Les vies de papier, c’est un roman fleuve, kaléidoscope, exubérant, poignant. Un livre de Rabih Alameddine, publié aux éditions Les Escales, qui vous happe, vous accroche, sans vraiment savoir pourquoi. Magazine s’est entretenu avec son auteur.
Est-ce l’histoire de Aaliyah, cette Beyrouthine septuagénaire qui voit passer, impassible, les saisons, les guerres et les métamorphoses de son quartier? Est-ce ce foisonnement littéraire, ces innombrables références à une foule d’auteurs et à leurs citations qui ponctuent le texte? Ou est-ce encore l’histoire d’une solitude emmurée dans les livres qui, entre amertume et humour, se lève pourtant chaque matin pour accomplir la seule chose qu’elle aime faire: lire et écrire? Les vies de papier, c’est un peu tout ça et encore plus. Et c’est probablement pour toutes ces bonnes raisons et bien d’autres que le prix Femina étranger lui a été décerné en octobre 2016.
Aaliyah est donc une traductrice qui vit depuis l’âge de 16 ans dans un vieil immeuble avec trois voisines qu’elle ne fréquente pas mais dont elle connaît les histoires à travers les parois de son appartement encombré de cartons de livres et de manuscrits. Pourtant, entre réflexions philosophiques, souvenirs, regrets et de petits évènements qui se produisent dans son quotidien calfeutré, Aaliyah nous captive, nous intrigue et nous émeut.
Contacté par courriel, Rabih Alameddine, ingénieur de formation vivant entre San Francisco et Beyrouth, tente d’élucider l’engouement suscité par son livre en 2016, alors qu’il publiait un nouveau best-seller, The Angel of History.
Est-ce le désir de raconter Beyrouth, d’animer tous ces auteurs cités, de décrire un personnage qui serait son alter ego tant son érudition est poussée? Alameddine est clair: «Aaliyah est tout à fait le produit de mon imagination.
Je l’ai située à Beyrouth parce que c’est la ville que je connais. Je partage beaucoup de ses opinions. Mais comme toujours, ce qui déclenche un livre c’est l’envie, le besoin d’exprimer quelque chose. C’est surtout la question du démembrement qui m’interpelle», explique-t-il. «Le roman traite de la façon dont nous nous adaptons, comment une passion nous aide à fonctionner, à trouver une place dans ce monde. Aaliyah n’appartient pas à sa culture, elle est athée, sans enfant, sans parents, sans mari, elle a trouvé un sens à sa vie alors que la société ne savait pas quoi faire avec une personne comme elle», ajoute-t-il.
LA VALEUR D’UNE VIE
Durant la Seconde guerre mondiale, certains juifs étaient gardés en vie parce qu’aux yeux des nazis, ils étaient utiles à quelque chose, on les appelait les juifs nécessaires. Le grand écrivain et peintre Bruno Schulz a été gardé vivant parce qu’un commandant nazi voulait qu’il peigne la chambre de son fils. C’est la question ultime que je me pose: si quelqu’un n’a pas de talents reconnus, sa vie a-t-elle toujours de la valeur ou chaque vie en elle-même est-elle une œuvre d’art?».

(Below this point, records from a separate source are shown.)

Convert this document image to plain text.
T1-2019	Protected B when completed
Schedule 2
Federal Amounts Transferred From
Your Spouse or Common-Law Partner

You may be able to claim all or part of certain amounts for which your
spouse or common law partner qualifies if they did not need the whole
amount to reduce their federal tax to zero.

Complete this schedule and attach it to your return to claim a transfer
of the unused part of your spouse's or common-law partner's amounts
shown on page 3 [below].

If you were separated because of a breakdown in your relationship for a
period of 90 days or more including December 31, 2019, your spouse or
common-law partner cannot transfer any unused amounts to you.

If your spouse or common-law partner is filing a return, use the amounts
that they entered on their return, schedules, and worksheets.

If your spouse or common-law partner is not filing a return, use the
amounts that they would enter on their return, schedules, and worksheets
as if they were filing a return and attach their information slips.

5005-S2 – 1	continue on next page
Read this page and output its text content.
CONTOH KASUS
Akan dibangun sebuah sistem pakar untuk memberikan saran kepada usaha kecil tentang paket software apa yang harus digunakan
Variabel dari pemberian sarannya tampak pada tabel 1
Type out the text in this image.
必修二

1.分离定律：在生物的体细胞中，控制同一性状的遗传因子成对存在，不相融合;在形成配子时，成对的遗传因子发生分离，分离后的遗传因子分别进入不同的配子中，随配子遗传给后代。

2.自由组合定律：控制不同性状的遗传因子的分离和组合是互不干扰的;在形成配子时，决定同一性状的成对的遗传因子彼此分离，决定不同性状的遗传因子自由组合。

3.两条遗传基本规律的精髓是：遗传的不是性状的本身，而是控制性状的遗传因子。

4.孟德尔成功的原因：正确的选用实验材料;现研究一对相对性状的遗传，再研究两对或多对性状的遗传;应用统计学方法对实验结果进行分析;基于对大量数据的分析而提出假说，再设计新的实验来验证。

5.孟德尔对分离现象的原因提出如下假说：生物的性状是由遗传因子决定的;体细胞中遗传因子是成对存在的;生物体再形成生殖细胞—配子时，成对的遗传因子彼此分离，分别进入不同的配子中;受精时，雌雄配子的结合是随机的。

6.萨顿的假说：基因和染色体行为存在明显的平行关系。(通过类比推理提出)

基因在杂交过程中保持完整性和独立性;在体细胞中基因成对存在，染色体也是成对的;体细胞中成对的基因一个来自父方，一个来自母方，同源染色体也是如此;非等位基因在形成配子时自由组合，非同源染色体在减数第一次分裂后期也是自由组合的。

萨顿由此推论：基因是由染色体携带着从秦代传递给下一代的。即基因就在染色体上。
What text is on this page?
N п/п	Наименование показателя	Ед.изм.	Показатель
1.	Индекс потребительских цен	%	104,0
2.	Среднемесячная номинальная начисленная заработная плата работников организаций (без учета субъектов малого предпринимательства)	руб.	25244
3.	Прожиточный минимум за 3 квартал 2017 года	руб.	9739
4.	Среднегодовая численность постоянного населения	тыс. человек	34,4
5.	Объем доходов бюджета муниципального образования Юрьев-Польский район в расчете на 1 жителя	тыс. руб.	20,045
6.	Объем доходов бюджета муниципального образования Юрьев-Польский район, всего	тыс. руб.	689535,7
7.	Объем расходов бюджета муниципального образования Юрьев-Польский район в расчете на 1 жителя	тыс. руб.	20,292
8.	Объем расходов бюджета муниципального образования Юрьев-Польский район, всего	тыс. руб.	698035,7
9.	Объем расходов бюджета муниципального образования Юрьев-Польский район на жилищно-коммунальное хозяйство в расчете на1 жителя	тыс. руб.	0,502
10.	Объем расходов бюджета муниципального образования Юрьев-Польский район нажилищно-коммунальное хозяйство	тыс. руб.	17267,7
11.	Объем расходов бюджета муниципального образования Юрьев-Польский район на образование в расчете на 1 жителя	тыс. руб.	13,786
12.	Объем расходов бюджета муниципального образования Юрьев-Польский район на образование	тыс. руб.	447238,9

Quoiqu’il en soit, Les vies de papier représente une œuvre d’art en elle-même. Combien de temps a-t-il fallu à l’auteur pour écrire 325 pages truffées de références littéraires? Avec humour, Rabih Alameddine répond: «j’ai voulu être plus rapide qu’avec Hakawati qui m’a pris 8 ans! Une vie de papiers a nécessité quatre ans et demi. Le plus important était de trouver le personnage d’Aaliyah, bien avant de créer les événements du roman.
Il m’a fallu deux ans pour cerner sa personnalité, l’entendre parler et voir comment elle trouvait du sens sans les «béquilles» habituelles qu’offre la vie en société. Comment rester digne quand on est si marginalisé, comment garder le sens de l’humour, comment se considérer, etc.».
De quoi, à l’instar de Rabih Alameddine, tomber amoureux de Aaliyah: «C’est le personnage de mes livres qui m’a le plus emballé. J’aurais aimé lui parler, mais malheureusement je crois qu’elle ne daignerait pas le faire».